Influence of clothing on adaptive thermal comfort: a study of the thermal comfort of office workers in hot humid conditions in Enugu, Nigeria
Efeoma, Meshack Oghenekaro
The aim of this thesis is to investigate to what extent regulated office clothing affects the perception and adaptation of office workers to the thermal conditions surrounding their work environments, focusing on the city of Enugu in South Eastern Nigeria which has hot humid climatic conditions. Clothing, regarded as a second skin, allows us to adapt or adjust to the thermal conditions in our immediate surrounding environment. It also affects our perception of the thermal environment. In some offices however employees are expected to wear regulated clothing or uniforms, during the working day; for various corporate identity reasons. Field studies were undertaken in office spaces in Enugu involving the behavioural and environmental analysis of thermal comfort conditions in six typical case study office spaces, at the Federal Radio Corporation of Nigeria (FRCN) and Federal Road Safety Corps (FRSC). The thesis adopted a mixed‐mode methodological process; combining a quantitative and qualitative approach to data collection and analysis. The field research analysis found that all office spaces analysed were in compliance with the adaptive thermal comfort component of the ASHRAE Standard 55‐2013. The results however did not comply with the adaptive thermal comfort of CEN/EN 15251‐2007. The thermal sensation component of the results suggests a neutral temperature of 28.80C, with 80% thermal satisfaction, in a comfort range of between 25.40C and 32.20C. The thermal comfort vote indicates that approximately 85% of office workers with flexible clothing policy were comfortable at that comfort range, whilst only 55% of workers who had to adhere to a strict uniform policy voted that they were comfortable.

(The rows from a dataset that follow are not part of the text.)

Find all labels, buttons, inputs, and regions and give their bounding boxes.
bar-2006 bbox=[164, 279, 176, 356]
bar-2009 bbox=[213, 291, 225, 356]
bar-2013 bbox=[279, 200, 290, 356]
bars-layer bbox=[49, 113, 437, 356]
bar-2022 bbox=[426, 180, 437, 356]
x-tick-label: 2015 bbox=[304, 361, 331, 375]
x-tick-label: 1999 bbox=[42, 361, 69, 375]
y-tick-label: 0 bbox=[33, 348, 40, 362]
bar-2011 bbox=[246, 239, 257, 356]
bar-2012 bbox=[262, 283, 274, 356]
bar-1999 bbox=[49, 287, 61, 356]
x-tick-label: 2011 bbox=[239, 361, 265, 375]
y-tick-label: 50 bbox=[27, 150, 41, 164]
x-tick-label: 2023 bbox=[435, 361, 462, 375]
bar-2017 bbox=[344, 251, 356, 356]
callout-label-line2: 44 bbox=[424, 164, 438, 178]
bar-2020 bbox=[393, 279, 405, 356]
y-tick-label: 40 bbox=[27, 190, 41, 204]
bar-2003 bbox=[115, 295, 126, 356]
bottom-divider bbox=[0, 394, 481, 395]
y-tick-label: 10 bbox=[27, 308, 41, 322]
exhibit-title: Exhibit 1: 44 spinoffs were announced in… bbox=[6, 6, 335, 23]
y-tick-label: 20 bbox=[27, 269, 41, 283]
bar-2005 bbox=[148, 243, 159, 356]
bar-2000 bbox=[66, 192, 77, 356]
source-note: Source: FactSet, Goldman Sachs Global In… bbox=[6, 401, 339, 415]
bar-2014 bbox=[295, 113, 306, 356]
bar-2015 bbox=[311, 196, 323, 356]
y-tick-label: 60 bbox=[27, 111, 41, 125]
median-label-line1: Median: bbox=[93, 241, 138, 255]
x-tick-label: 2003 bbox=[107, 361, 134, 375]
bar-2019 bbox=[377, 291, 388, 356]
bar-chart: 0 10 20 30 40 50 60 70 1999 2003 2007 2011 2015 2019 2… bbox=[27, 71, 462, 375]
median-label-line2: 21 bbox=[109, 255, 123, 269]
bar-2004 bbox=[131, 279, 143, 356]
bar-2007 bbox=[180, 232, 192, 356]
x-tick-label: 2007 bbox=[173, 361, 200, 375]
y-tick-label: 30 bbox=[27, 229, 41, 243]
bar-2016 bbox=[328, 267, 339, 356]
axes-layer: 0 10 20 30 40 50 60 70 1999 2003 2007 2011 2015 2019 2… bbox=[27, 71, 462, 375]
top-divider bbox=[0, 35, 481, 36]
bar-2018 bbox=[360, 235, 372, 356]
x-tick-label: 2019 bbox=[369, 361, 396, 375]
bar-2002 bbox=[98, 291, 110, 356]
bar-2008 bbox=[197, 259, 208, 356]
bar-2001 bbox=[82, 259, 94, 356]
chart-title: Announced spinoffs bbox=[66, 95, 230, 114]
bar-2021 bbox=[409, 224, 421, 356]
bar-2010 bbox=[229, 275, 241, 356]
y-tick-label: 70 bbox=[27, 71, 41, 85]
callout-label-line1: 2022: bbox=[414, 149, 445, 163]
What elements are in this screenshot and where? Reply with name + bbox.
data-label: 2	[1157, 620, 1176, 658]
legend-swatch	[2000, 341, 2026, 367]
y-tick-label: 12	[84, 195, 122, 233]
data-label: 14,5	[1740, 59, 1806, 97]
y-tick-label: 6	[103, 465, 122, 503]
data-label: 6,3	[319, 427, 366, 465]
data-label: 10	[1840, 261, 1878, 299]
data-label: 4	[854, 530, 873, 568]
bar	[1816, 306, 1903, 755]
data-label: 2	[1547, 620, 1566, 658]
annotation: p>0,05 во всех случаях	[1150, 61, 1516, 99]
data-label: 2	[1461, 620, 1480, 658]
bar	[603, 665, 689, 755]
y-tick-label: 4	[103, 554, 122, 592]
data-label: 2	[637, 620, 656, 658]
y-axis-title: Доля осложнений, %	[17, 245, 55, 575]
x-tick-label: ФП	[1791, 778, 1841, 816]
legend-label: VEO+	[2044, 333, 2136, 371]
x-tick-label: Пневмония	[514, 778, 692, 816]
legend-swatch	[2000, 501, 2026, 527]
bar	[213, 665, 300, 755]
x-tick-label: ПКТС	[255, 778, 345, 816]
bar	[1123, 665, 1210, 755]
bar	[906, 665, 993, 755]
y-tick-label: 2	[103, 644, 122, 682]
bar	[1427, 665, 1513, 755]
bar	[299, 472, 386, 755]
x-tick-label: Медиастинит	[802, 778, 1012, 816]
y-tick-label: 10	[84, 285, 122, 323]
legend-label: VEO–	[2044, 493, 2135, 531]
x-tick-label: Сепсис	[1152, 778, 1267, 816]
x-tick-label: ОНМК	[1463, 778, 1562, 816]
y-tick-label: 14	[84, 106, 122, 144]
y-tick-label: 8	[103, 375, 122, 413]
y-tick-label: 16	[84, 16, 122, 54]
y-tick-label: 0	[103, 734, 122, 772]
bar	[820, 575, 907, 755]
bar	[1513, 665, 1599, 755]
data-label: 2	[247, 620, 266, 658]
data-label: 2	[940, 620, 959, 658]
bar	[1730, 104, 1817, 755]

The key research findings were: Firstly, the field observations and semi-structured interviews undertaken indicated that the strict uniform policy of FRSC office workers contributed substantially to the limited adaptation of staff to their workspace thermal conditions. Also, of all the thermal variables recorded during the field survey, clothing insulation had the strongest correlations to the thermal sensation of participants in the survey compared to indoor operative temperature, outdoor air temperature, relative humidity or metabolic rate. Furthermore, it is possible for workers in naturally ventilated office buildings in the hot humid climate zone of Enugu to achieve thermal comfort in higher temperature conditions through clothing adaptation.